The presidential commission is scheduled to submit its recommendations to Loh by Tuesday, with the school's athletic council and athletic director Kevin Anderson both offering responses before Loh makes a final decision by the end of the year.
An athletic department spokesman said Anderson was unavailable for comment and referred all questions to Ullmann.
An often overlooked source of consternation amid Maryland's troubles is that the athletic department does not own the facilities for either competition or practice, if not both, for 10 of its teams. The school's athletic council manual includes "availability of facilities" among its criteria and procedures to be used in deciding to expand and curtail sports.
Both swimming teams and the water polo team rent their pool time from the university's Eppley Recreation Center. The golf teams must pay for time on the campus course, while the tennis teams must utilize the indoor Tennis Center at College Park (an off-campus facility) when there is inclement weather.
The indoor track teams host meets at the Prince George's Sports & Learning Center in Landover, while the gymnastics team rents its practice space.
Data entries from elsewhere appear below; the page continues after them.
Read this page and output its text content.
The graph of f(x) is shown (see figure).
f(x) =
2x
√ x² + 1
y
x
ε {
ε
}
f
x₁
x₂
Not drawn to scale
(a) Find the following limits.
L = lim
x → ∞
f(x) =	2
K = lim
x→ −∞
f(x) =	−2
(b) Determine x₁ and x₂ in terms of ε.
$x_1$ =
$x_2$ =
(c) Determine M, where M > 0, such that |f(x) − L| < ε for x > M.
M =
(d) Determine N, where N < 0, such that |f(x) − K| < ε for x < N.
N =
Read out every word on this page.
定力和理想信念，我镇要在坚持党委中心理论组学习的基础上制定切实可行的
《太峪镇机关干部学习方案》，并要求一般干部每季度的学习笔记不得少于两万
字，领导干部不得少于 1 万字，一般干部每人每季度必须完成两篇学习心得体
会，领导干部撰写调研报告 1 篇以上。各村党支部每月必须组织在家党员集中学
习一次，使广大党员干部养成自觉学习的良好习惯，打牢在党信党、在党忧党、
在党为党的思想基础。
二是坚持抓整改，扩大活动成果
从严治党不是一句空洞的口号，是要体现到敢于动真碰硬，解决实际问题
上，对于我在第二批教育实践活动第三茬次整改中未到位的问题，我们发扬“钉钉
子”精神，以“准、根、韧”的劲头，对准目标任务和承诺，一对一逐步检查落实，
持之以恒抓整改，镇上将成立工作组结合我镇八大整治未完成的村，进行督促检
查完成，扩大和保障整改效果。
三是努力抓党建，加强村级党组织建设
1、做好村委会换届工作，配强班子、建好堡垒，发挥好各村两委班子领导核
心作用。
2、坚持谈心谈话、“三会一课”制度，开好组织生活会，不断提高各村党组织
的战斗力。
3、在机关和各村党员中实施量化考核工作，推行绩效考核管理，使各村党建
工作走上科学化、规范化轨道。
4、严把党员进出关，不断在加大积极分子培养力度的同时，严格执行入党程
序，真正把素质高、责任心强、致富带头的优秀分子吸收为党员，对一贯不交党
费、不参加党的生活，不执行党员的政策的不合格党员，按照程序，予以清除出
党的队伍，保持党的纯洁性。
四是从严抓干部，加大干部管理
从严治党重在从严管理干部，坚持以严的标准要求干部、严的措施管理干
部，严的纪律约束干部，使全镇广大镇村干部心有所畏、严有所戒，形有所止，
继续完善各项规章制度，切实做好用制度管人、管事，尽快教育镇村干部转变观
The men's swimming program has won four ACC meets according to the Maryland athletic department website but none since 1969-70. It has not finished in the top five at the ACC meet since 1999-2000.
The women's swim team finished fourth in the ACC the past two years and won the ACC meet in 2004-05.
Wake Forest is the only ACC without swimming programs. Miami fields men's diving but not men's swimming, and Clemson is in the process of phasing out both the men's and the women's programs. Syracuse, which accepted an invitation to join the ACC in September, also does not have swimming programs.
Meanwhile, the water polo program's first season was 2004. It has recorded winning seasons in three of the past four years, including a 19-14 mark last season. Maryland is the only ACC school that sponsors women's water polo.